Saying all of these incredibly embarrassing things out loud to someone made me feel sick, mostly. I thought about the absurdity of being forty-two years old and opting to get a psychiatric evaluation from a doctor, after telling him a story about getting a psychiatric evaluation from another doctor. What…a full circle.
“My father may as well have been dead at that point,” I told Dan. “He was never the same after Chet died—none of us were—but he never really came back until years later, and then there was a good ten years of happier times.”
“Tell me about that.”
“I mean, I love him now, but it took a long time for us to reconnect. It wasn’t until I moved to Los Angeles and came home to visit them. I would come home for a week during Christmas and a week in the summer, and my dad would pick me up at Newark Airport. I remember loving that. I would be so excited on the flight, and then running out to see him. He always had a great big reaction to seeing me—arms waving in the air, happy, smiling big.”
As I recounted this to Dan, I remembered never having to wait for my father at the airport, other than for him to circle the area in order to avoid getting a ticket from the police. He always picked me up when I came home, and I never had to wait for him. I had forgotten that.
Dan was looking at me with the recognition of what I’d just discovered.
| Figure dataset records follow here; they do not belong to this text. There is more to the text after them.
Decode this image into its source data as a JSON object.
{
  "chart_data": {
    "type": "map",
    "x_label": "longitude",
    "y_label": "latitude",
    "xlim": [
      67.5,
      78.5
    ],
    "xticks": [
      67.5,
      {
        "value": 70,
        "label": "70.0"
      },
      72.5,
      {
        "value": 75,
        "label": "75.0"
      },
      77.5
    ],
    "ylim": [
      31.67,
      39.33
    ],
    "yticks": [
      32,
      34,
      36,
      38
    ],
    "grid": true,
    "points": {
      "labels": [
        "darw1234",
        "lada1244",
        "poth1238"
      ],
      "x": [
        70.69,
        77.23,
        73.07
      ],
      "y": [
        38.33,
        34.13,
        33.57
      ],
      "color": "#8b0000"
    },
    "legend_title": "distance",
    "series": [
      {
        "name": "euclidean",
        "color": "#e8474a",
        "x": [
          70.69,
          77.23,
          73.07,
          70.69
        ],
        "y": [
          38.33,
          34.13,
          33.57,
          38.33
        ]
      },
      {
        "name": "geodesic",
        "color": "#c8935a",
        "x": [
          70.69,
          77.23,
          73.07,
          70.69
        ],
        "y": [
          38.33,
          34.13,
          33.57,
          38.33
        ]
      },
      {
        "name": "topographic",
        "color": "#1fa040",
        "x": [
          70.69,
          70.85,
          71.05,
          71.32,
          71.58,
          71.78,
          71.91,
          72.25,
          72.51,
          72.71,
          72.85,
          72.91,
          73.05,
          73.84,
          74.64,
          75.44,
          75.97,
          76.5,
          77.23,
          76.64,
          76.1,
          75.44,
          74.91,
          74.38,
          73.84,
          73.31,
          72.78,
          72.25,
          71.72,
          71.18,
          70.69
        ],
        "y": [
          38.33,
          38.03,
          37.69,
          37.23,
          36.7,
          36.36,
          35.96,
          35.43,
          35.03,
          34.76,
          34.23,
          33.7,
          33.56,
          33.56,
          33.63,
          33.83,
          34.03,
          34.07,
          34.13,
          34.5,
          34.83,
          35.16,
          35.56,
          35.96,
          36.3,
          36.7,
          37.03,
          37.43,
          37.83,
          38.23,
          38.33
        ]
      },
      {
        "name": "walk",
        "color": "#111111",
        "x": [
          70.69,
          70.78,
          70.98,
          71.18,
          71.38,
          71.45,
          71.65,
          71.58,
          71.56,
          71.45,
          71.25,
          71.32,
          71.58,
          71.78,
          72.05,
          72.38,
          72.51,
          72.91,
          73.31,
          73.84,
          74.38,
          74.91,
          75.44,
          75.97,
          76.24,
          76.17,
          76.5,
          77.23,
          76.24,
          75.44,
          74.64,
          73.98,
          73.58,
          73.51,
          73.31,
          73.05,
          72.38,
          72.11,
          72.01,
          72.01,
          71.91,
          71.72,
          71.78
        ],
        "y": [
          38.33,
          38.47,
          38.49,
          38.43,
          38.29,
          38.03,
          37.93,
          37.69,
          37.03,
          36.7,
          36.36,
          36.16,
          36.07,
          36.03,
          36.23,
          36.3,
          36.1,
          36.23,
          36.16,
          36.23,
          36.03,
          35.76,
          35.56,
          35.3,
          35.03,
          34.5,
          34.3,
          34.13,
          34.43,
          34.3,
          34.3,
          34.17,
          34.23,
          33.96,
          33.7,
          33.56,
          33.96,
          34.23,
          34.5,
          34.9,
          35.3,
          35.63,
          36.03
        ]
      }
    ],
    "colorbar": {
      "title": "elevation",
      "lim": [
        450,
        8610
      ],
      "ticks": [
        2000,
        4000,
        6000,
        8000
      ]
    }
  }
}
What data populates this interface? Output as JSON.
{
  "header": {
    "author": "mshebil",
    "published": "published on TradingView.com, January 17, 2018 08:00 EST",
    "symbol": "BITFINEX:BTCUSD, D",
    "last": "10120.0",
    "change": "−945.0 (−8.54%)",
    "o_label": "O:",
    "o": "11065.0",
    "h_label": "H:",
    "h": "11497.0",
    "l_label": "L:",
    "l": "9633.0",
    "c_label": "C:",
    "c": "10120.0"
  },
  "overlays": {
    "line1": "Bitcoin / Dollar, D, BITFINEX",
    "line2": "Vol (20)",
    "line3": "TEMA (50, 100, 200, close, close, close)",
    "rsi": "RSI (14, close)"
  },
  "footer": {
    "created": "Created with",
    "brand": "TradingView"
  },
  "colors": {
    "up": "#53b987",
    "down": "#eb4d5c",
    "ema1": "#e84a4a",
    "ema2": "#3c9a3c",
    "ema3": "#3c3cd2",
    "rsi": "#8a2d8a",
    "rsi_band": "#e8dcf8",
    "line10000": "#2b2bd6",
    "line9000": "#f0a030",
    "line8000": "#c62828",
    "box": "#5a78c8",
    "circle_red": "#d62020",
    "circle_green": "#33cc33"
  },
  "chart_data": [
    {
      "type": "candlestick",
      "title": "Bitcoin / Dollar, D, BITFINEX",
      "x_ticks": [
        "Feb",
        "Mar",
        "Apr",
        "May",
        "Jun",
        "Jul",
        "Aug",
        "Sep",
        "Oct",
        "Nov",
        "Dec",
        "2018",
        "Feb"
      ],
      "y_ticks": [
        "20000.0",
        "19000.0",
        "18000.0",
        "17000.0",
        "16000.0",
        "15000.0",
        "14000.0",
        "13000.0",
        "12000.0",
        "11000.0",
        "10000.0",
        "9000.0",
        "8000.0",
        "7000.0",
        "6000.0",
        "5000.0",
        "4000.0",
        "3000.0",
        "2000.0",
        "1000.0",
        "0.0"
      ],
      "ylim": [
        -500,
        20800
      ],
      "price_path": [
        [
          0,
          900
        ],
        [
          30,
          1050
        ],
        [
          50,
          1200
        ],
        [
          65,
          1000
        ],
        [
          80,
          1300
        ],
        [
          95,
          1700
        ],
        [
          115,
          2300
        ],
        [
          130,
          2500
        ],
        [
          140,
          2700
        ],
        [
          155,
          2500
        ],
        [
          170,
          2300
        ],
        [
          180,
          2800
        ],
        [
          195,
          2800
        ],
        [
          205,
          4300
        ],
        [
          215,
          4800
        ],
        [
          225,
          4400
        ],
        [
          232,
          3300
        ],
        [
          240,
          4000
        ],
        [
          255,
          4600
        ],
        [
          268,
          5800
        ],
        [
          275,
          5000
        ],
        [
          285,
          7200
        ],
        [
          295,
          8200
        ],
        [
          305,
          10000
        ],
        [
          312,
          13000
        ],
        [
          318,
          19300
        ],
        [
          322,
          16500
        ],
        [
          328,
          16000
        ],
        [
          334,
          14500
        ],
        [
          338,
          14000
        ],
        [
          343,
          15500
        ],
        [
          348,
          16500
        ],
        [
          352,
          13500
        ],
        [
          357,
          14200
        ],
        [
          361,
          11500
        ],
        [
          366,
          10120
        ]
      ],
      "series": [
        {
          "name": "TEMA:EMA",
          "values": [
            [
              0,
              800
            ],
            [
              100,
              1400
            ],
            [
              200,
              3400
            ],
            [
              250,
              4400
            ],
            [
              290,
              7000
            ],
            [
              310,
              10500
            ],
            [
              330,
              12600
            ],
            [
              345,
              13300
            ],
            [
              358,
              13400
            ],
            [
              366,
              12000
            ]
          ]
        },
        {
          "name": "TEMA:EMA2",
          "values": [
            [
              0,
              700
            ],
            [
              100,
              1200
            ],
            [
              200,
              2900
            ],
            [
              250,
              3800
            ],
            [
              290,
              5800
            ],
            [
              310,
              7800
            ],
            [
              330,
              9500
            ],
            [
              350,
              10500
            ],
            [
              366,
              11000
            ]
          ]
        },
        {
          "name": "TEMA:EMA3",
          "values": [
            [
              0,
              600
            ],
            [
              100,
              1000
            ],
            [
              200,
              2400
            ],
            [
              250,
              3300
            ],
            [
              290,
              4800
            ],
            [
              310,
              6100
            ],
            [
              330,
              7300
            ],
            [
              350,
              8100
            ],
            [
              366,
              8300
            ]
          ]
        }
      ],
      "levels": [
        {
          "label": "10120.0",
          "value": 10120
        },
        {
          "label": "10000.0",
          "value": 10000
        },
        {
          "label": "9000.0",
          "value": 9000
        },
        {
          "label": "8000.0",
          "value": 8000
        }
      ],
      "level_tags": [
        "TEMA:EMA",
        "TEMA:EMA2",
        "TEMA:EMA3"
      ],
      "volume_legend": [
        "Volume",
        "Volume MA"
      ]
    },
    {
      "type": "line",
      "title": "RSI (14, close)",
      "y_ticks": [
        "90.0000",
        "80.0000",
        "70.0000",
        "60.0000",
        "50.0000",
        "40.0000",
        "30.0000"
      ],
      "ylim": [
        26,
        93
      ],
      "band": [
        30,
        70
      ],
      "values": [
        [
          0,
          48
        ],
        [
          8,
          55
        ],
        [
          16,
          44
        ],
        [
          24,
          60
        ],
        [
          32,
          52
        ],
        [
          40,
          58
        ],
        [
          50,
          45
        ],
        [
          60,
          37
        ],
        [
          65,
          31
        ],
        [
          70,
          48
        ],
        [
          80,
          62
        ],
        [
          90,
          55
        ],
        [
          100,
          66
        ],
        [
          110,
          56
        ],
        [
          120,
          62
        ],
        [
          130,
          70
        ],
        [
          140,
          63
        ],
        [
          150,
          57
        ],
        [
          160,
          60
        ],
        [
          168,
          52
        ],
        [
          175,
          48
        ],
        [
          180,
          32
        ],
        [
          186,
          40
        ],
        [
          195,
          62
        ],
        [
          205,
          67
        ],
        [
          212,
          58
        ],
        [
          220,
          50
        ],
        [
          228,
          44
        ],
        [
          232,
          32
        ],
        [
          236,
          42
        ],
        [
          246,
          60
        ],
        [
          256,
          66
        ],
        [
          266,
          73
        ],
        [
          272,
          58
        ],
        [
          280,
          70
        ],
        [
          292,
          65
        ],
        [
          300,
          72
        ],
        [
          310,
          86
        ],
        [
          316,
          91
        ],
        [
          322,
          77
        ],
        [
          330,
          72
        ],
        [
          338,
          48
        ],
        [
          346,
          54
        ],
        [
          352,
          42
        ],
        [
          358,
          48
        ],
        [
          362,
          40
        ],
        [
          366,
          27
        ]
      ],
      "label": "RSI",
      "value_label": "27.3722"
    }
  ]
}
“He finally started showing up for me.” I knew to sit with that before Dan had to tell me.
I had to leave my parents to love them again. I had to move across the country to appreciate that I actually had any pull toward them—that I needed them. I had to get away from them in order to come back to them. I’d like to say that they did the best that they could, but that couldn’t have been their best. I wasn’t doing my best either, so the idea that everyone is always doing the best they can is a trope. Some people are just interested in surviving; doing their best doesn’t even occur to them.
I felt loved by my dad again, celebrated. He was impressed that I had moved to Los Angeles at nineteen, on my own, and was doing stand-up comedy, and he wanted to hear everything and anything about my life.
When I think back about that time, I am struck by my fearlessness, my drive, my ambition. It doesn’t even feel like me now. I’m jealous of that girl. A girl with a plan. I knew exactly what I was going to be, and I was right—powerful. My intention broadsided any challenge that came my way. I didn’t care what anyone thought, what anyone said, all I wanted was my own life, and I was going to keep moving until I got it. I wanted to be a person people could depend on, and I was going to do it my way. You would have to be young and stupid to believe that you are going to move to Los Angeles to become famous, which is exactly what it takes to achieve a fantasy—youth and stupidity.